I smiled at the prospect, but my smile was quick to fade. I would lose him fast enough, but for now he was mine, dependent on me, my son quite as much as he was Henry’s, and love for this small being suffused my whole body. I thought he would never be as precious as he was to me at that moment before life stepped between us. Born at Windsor he may have been, but I could see nothing but a glorious future for him.
‘You will never be hungry or afraid or neglected,’ I informed my son.
I kissed his forehead where his fair brows met, and remembered that Henry had not asked after my health at all.
We held the Mass as instructed in the magnificence of St George’s Chapel. The Court celebrated the birth of the Christ Child and the start of the New Year and then the riotous junketings of Twelfth Night without either the King or Queen in attendance.

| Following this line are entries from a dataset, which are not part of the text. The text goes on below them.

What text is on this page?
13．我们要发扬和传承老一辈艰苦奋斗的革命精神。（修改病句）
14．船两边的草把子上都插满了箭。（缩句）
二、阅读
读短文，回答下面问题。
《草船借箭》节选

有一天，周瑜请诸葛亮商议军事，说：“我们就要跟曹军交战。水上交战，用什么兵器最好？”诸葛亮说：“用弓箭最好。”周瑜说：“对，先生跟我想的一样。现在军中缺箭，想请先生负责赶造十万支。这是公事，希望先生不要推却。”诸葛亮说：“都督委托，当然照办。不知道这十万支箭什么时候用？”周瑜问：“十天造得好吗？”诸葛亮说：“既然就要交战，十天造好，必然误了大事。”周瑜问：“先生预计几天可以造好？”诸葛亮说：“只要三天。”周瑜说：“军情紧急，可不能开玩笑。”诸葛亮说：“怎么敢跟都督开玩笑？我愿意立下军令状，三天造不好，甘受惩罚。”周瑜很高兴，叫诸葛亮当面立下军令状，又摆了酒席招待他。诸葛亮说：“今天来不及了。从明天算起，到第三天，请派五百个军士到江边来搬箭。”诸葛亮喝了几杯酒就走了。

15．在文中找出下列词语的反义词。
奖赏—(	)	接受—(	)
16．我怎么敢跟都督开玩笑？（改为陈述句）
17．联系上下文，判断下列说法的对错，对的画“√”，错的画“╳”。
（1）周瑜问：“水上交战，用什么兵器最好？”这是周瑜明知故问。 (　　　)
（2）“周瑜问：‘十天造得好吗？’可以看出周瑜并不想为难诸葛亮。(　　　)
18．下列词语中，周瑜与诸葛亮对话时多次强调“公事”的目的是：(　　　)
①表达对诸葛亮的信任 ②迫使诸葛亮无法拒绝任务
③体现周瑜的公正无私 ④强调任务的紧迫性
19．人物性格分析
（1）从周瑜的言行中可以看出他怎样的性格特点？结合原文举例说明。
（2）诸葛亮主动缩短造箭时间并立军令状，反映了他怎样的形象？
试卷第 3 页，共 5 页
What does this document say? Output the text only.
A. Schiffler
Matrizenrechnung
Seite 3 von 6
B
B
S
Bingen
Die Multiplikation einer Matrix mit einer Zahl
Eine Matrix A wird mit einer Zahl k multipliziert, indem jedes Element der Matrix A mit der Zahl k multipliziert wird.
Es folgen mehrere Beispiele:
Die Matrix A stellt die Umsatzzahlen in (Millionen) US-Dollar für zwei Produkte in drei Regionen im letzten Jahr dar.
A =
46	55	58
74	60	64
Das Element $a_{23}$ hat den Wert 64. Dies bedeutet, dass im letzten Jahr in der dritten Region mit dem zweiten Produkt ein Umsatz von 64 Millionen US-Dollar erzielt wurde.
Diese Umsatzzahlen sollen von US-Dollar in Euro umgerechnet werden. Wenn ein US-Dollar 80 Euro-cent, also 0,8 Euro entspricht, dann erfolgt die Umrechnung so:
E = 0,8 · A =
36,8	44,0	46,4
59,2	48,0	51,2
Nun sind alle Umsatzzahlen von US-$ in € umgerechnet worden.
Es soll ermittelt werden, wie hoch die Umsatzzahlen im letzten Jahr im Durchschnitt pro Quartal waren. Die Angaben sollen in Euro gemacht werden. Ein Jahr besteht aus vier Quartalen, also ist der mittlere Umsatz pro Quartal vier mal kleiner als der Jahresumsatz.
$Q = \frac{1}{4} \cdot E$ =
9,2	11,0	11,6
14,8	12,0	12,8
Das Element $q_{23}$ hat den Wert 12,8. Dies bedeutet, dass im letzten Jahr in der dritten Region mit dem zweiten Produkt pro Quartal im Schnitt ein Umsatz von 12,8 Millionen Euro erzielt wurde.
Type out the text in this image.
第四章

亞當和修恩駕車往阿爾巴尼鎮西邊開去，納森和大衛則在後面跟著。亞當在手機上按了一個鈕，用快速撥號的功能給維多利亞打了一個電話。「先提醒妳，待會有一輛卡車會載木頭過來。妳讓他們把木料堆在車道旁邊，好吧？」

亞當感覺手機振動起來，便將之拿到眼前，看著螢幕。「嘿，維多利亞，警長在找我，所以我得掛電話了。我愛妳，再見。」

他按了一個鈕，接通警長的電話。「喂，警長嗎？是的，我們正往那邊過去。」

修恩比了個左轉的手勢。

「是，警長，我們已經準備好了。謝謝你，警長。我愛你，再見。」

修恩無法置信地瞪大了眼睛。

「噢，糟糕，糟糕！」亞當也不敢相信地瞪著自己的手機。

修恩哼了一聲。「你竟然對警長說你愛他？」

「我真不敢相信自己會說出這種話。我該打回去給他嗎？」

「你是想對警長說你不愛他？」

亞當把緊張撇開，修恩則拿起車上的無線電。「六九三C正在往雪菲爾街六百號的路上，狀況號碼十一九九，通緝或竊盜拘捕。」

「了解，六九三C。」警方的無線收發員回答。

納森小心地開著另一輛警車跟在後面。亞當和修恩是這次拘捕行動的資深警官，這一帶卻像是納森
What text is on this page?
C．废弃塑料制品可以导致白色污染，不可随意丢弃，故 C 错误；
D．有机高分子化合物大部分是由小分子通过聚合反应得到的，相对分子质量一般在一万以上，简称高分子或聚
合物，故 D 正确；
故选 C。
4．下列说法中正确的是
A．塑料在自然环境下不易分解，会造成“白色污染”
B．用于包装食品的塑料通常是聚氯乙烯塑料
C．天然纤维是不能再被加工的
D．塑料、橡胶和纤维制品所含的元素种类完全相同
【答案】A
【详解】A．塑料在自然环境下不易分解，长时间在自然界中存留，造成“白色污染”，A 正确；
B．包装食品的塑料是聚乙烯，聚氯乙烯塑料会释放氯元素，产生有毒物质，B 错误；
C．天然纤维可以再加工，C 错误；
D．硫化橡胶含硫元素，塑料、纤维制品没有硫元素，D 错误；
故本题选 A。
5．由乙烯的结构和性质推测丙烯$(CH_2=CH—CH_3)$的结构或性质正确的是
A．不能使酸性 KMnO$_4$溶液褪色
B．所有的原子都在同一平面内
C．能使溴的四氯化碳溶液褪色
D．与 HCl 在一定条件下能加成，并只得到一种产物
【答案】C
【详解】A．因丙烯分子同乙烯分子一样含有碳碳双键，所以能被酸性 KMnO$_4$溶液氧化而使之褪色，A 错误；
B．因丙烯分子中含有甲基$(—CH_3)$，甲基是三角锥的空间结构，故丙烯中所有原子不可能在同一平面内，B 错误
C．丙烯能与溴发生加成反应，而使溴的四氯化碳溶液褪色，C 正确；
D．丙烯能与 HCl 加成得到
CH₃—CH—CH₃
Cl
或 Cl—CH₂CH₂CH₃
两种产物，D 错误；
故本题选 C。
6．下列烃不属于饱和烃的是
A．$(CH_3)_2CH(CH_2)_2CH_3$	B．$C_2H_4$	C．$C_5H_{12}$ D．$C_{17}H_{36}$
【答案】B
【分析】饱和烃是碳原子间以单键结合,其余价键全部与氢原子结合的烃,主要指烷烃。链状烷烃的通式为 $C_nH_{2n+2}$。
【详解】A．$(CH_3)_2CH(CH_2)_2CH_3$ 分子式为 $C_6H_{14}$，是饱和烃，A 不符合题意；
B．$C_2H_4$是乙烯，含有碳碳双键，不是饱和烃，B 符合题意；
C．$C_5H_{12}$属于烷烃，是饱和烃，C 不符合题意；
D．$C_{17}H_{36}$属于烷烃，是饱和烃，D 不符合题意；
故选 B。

Henry was still pinned down by my brother at Meaux, while I kept to my chambers for I had yet to be churched before emerging into the world again. Baby Henry thrived. Alice cared for me, and Mistress Waring waxed tiresomely eloquent in her comparisons between father and son, how Henry had learned to sing and dance as a child with such grace. I regretted that I had never seen Henry sing or dance. But there was time. Young Henry’s birth had blessed me with a new sense of optimism.
I planned my churching with care and an anticipation of my release, and I wrote to Henry.